Saturday, October 13, 2012

「古井由吉自撰作品七」を読んで




照る日曇る日第544

この巻では、1992年の「楽天記」と2002年の「忿翁」の、いずれも新潮社から刊行された2冊の単行本を収録している。

後者の中の短編「枯れし林に」は、葉を落とした冬の雑木林とそれらを構成している楢や欅の厳しい風雨に耐えている姿態と屈曲についての精緻な観察から始まり、やがてその孤独な樹木を象徴するような中年の主人公が登場する。

電車の中で手帳に記したメモをどんどん消去している男を見た夜、主人公は帰宅してからどんどん私物を整理し始める。
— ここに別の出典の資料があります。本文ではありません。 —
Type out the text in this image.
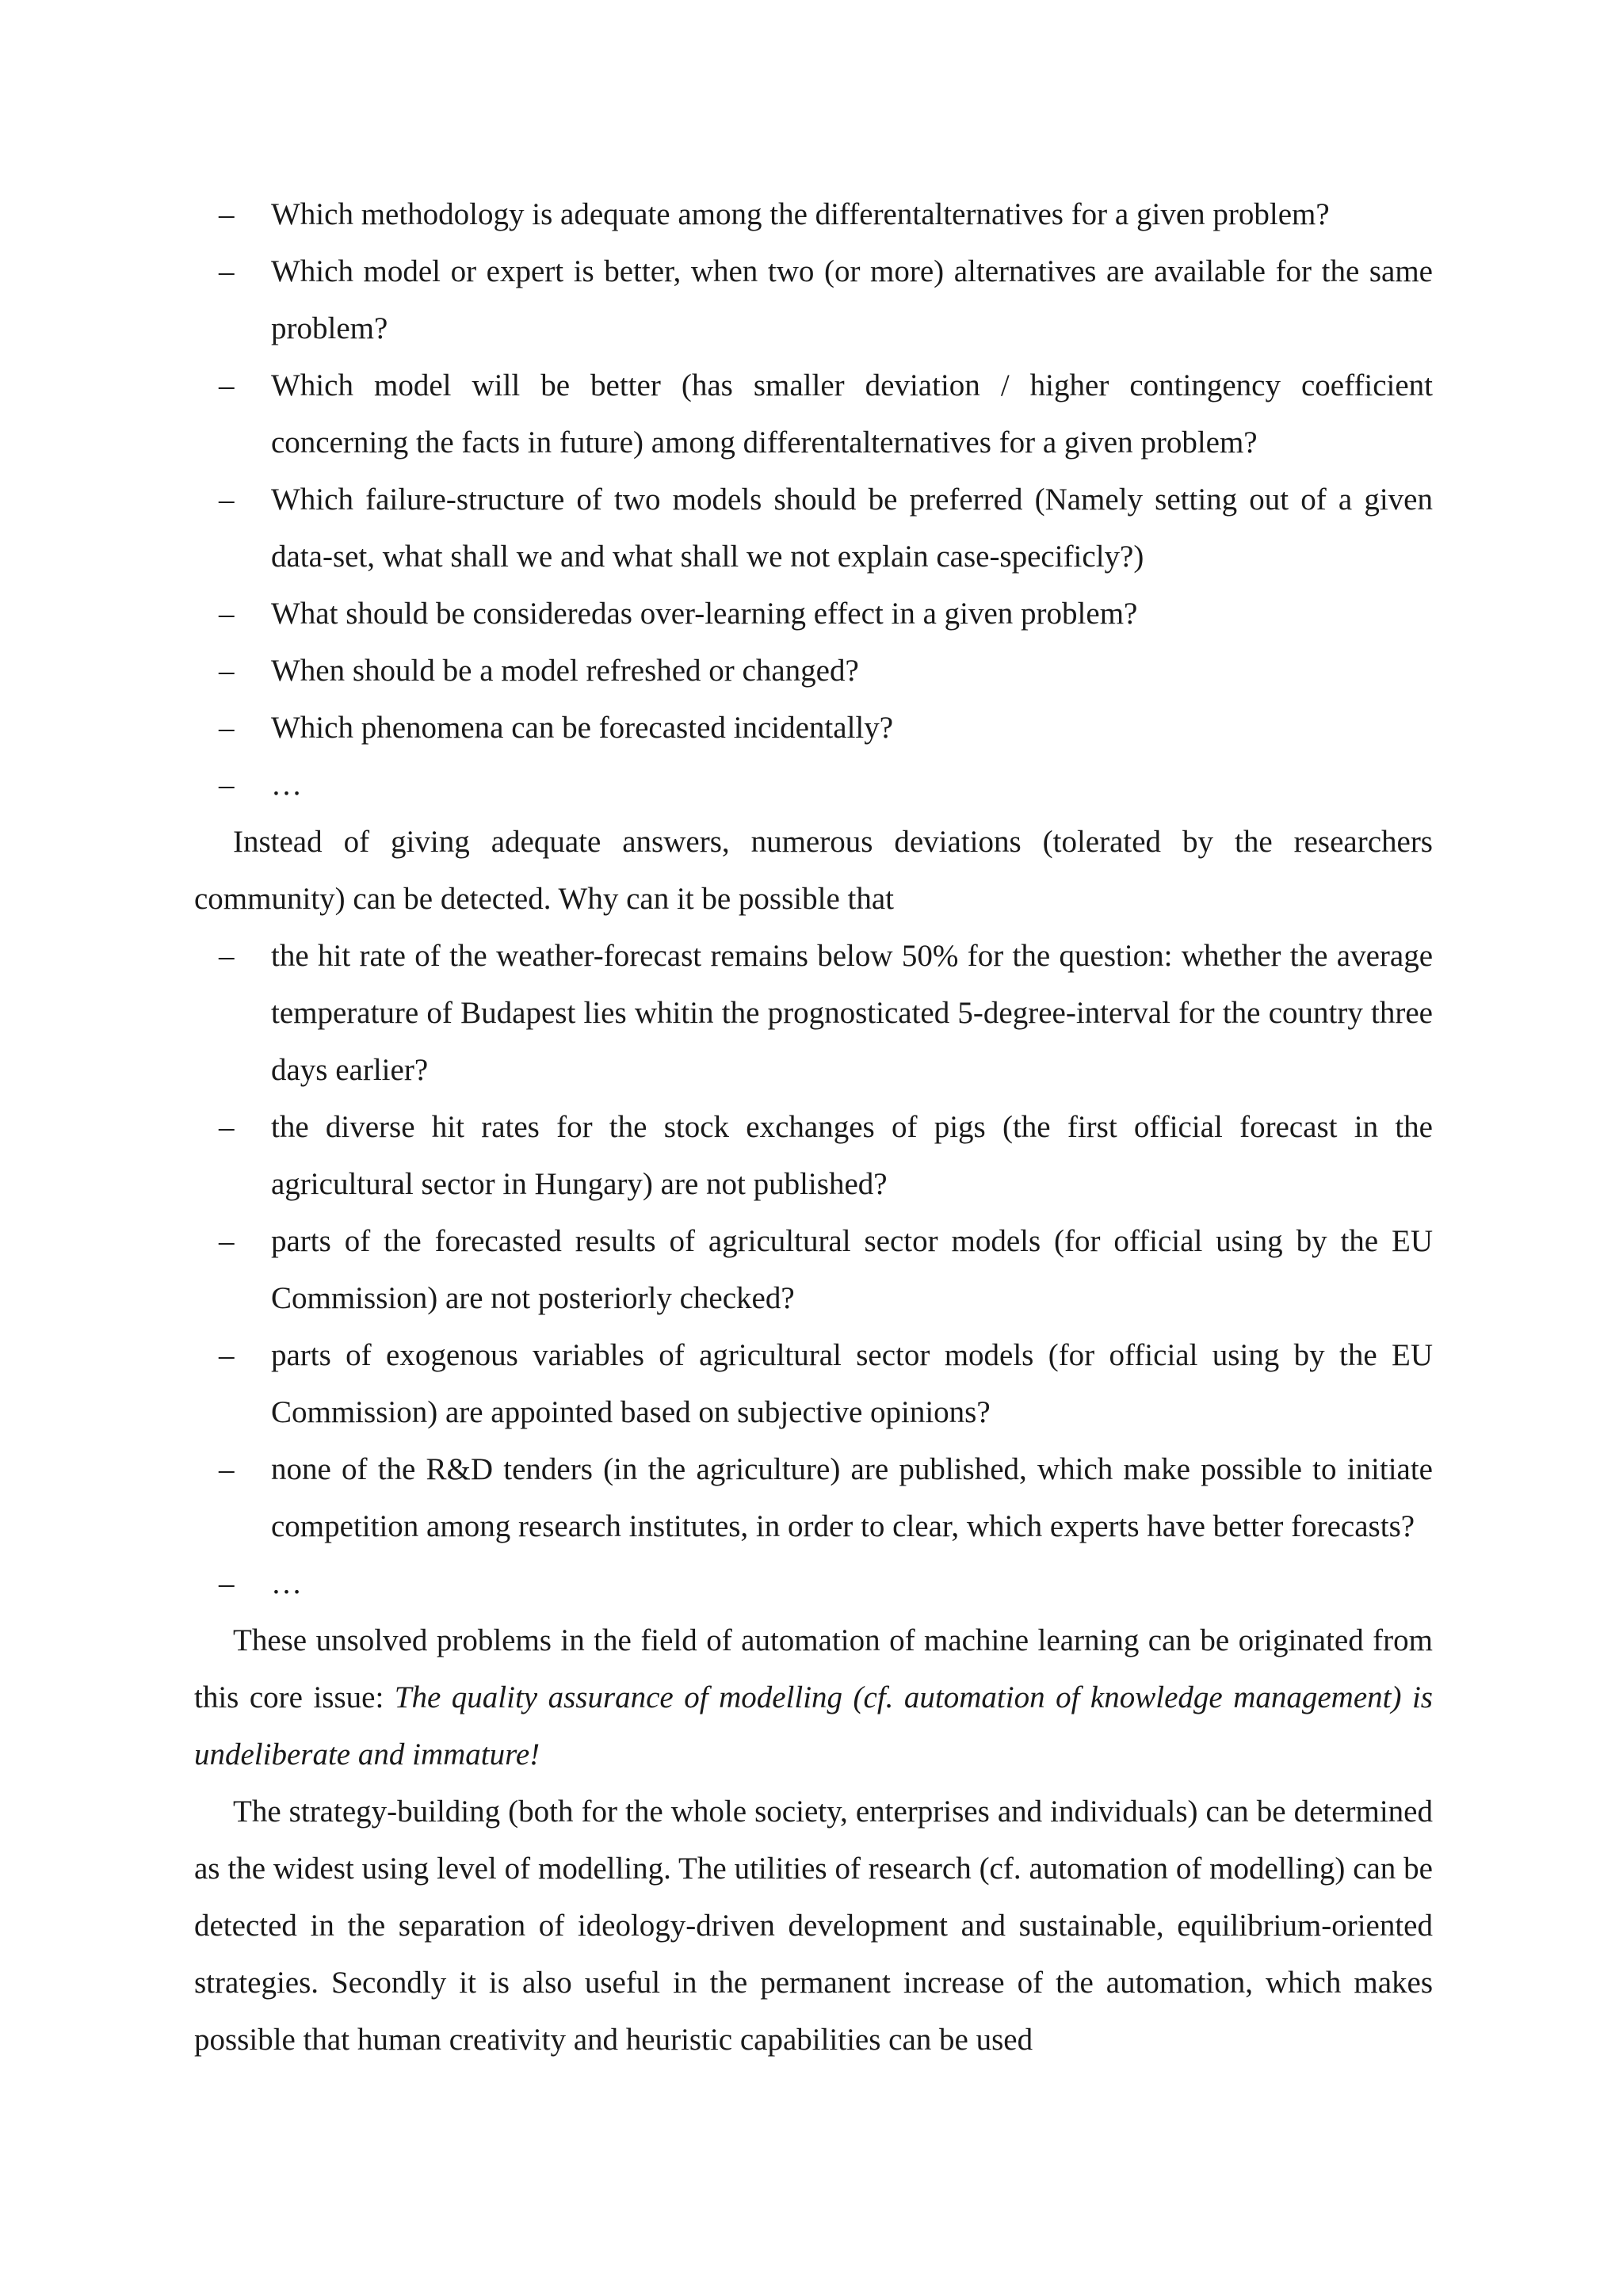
– Which methodology is adequate among the differentalternatives for a given problem?
– Which model or expert is better, when two (or more) alternatives are available for the same problem?
– Which model will be better (has smaller deviation / higher contingency coefficient concerning the facts in future) among differentalternatives for a given problem?
– Which failure-structure of two models should be preferred (Namely setting out of a given data-set, what shall we and what shall we not explain case-specificly?)
– What should be consideredas over-learning effect in a given problem?
– When should be a model refreshed or changed?
– Which phenomena can be forecasted incidentally?
– …

Instead of giving adequate answers, numerous deviations (tolerated by the researchers community) can be detected. Why can it be possible that

– the hit rate of the weather-forecast remains below 50% for the question: whether the average temperature of Budapest lies whitin the prognosticated 5-degree-interval for the country three days earlier?
– the diverse hit rates for the stock exchanges of pigs (the first official forecast in the agricultural sector in Hungary) are not published?
– parts of the forecasted results of agricultural sector models (for official using by the EU Commission) are not posteriorly checked?
– parts of exogenous variables of agricultural sector models (for official using by the EU Commission) are appointed based on subjective opinions?
– none of the R&D tenders (in the agriculture) are published, which make possible to initiate competition among research institutes, in order to clear, which experts have better forecasts?
– …

These unsolved problems in the field of automation of machine learning can be originated from this core issue: The quality assurance of modelling (cf. automation of knowledge management) is undeliberate and immature!

The strategy-building (both for the whole society, enterprises and individuals) can be determined as the widest using level of modelling. The utilities of research (cf. automation of modelling) can be detected in the separation of ideology-driven development and sustainable, equilibrium-oriented strategies. Secondly it is also useful in the permanent increase of the automation, which makes possible that human creativity and heuristic capabilities can be used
ノートや雑誌、書類や手紙はもとより大中小の衣類に至るまでどんどんビニール袋と段ボールに詰め込んでいると、はじめはあっけにとられていた男の細君も一緒になって深夜の大掃除が明け方まで続くのである。

この小説で会社の不祥事に巻き込まれていた男は、このように一夜にして身辺を整理した後で、結局は自裁して果てるのだが、物を捨てるには勇気が要る。

それは物たちが自分が生きてきた過去の記憶と密接に繋がっていて、たとえ些細な物を捨てても、それは現在の自分を今も形づくっている大切な生きた過去を裁断し放棄し殺戮する行為だからである。

だから人はその裁断と放棄と殺戮に見合う、あるいはそれを凌駕する価値をどこかに見出すまではけっして物を捨てようとしない。数年前に父の唯一の遺品であるくたびれた鞄を、その中に収められていたたった一枚の彼の名刺とともに処分したときにも、私は改めてそのように思った。